Spatial fields in the Earth and environmental sciences are often available at multiple scales or resolutions. While coarse-scale data (e.g., from global circulation models) are often abundant, they lack the local detail provided by fine-scale data (e.g., from regional climate models), which are typically computationally expensive to generate. Statistical downscaling and multi-scale data fusion address this challenge by predicting high-resolution fields from low-resolution or related inputs. We propose a highly scalable Bayesian approach that can learn the joint non-Gaussian distribution and nonlinear dependence structure of nonstationary spatial fields across multiple scales from a small number of training samples. Our method employs scale-aware autoregressive Gaussian processes with suitably chosen regularization-inducing priors to model the conditional distribution of fine-scale fields given coarse-scale data. Exploiting conjugacy, the integrated likelihood is available in closed form, enabling efficient parameter optimization via stochastic gradient descent. Once trained, the method provides a closed-form characterization of the posterior distribution of fine-scale fields given coarse-scale inputs. In numerical comparisons, we demonstrate that our approach substantially outperforms existing methods and effectively characterizes and simulates fine-scale climate behavior based on output from coarse global circulation models.
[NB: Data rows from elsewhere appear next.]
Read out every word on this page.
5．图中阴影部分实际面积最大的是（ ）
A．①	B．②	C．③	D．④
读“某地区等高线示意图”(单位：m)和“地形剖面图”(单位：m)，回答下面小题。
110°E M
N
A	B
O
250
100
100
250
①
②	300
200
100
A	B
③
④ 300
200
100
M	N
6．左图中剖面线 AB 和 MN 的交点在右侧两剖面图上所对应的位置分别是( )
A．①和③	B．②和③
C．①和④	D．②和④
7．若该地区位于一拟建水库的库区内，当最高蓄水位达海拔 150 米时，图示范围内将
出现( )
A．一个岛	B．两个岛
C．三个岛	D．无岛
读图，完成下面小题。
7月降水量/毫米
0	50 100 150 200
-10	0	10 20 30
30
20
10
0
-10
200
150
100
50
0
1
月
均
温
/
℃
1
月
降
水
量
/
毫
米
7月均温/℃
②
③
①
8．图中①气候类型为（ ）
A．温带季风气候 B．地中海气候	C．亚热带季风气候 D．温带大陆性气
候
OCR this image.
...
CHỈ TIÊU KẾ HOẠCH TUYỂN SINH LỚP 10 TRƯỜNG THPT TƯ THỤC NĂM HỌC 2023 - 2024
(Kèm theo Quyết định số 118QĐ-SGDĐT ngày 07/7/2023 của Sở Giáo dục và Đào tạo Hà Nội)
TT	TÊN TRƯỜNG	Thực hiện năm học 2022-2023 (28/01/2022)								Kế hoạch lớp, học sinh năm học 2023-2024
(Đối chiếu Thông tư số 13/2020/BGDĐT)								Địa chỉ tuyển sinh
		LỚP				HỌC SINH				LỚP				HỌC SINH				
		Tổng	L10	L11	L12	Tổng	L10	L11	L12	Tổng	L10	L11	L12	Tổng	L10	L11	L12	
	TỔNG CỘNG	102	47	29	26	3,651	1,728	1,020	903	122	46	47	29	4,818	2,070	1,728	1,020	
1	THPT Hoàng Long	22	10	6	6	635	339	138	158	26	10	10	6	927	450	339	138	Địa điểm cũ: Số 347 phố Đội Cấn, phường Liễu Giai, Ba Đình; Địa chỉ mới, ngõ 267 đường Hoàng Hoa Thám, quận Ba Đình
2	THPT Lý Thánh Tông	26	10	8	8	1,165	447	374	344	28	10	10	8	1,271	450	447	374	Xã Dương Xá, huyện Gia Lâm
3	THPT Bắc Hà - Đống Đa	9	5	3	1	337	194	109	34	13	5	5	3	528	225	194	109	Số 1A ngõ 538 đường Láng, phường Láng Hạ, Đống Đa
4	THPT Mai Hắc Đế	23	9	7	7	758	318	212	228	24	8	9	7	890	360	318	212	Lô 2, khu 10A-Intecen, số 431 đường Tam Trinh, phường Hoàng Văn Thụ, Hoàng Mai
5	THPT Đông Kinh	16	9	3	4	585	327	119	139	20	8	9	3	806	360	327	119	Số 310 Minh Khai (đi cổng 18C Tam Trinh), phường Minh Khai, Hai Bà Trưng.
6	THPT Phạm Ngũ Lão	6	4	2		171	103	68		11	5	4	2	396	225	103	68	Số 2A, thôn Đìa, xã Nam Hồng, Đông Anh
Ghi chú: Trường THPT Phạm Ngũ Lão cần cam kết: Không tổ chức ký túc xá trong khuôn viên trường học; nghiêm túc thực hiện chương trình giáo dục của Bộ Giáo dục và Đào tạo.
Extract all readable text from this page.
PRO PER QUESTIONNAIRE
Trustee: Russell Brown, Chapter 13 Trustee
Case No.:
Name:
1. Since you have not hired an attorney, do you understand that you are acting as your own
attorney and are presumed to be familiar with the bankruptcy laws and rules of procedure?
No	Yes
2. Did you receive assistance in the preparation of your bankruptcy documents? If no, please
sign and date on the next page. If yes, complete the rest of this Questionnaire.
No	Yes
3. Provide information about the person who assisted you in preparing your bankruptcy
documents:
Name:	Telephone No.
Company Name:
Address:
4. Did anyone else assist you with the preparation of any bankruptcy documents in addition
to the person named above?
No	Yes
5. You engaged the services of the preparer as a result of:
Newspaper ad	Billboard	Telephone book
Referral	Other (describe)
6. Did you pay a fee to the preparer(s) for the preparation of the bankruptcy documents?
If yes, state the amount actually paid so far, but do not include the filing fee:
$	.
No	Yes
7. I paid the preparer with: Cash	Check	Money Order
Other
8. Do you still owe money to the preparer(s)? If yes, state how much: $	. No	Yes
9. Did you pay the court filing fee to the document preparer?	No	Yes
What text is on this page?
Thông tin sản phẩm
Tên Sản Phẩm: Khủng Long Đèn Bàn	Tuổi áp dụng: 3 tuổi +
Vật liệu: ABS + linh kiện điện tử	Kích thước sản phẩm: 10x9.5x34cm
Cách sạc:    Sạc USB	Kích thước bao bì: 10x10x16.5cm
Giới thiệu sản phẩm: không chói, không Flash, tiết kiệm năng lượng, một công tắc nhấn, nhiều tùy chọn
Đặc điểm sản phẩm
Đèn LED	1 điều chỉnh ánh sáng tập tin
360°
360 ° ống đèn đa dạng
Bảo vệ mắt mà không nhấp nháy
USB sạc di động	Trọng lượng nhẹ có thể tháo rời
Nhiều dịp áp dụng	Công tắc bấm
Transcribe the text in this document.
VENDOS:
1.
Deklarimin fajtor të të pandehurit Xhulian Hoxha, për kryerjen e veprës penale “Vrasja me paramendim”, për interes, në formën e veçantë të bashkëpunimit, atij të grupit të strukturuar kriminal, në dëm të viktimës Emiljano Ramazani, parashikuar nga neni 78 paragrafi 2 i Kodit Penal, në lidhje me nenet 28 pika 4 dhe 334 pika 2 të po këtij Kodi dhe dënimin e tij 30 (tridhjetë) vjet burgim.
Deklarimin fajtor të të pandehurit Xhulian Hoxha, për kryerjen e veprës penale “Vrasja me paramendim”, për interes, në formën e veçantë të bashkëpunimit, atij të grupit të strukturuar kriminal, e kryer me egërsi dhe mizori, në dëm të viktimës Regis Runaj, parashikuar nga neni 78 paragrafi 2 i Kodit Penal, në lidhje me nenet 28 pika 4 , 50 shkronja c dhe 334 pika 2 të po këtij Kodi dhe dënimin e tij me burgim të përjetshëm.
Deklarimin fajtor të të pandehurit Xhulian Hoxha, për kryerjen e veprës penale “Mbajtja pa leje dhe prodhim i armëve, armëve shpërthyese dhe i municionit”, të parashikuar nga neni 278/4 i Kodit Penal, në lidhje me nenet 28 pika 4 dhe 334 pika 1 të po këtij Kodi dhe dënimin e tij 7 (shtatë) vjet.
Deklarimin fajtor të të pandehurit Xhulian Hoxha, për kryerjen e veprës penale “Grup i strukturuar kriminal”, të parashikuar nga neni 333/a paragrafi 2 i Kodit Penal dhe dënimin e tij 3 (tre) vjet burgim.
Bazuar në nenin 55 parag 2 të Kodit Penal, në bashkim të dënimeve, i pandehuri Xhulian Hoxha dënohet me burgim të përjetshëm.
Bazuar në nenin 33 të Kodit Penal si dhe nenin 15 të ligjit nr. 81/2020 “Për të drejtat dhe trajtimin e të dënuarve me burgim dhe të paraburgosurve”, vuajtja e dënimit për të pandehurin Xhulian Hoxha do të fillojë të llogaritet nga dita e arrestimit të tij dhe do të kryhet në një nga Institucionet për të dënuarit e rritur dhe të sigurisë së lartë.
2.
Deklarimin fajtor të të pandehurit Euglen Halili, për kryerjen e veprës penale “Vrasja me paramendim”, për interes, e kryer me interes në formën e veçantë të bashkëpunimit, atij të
翻译：地球与环境科学中的空间场通常以多种尺度或分辨率呈现。尽管粗尺度数据（如来自全球环流模型的数据）通常较为丰富，但其缺乏细尺度数据（如来自区域气候模型的数据）所提供的局部细节，而后者通常因计算成本高昂而难以大量获取。统计降尺度与多尺度数据融合通过从低分辨率输入或相关输入预测高分辨率场，旨在应对这一挑战。我们提出一种高度可扩展的贝叶斯方法，该方法能够仅凭少量训练样本，学习跨多个尺度的非平稳空间场的联合非高斯分布及其非线性依赖结构。我们的方法采用具有恰当选取的正则化诱导先验的尺度感知自回归高斯过程，以在给定粗尺度数据条件下对细尺度场的条件分布进行建模。利用共轭性，积分似然函数具有闭合形式，从而能够通过随机梯度下降实现高效的参数优化。训练完成后，该方法可提供给定粗尺度输入条件下细尺度场后验分布的闭合形式表征。在数值对比中，我们证明了该方法显著优于现有方法，并能基于粗尺度全球环流模型的输出有效表征与模拟细尺度气候行为。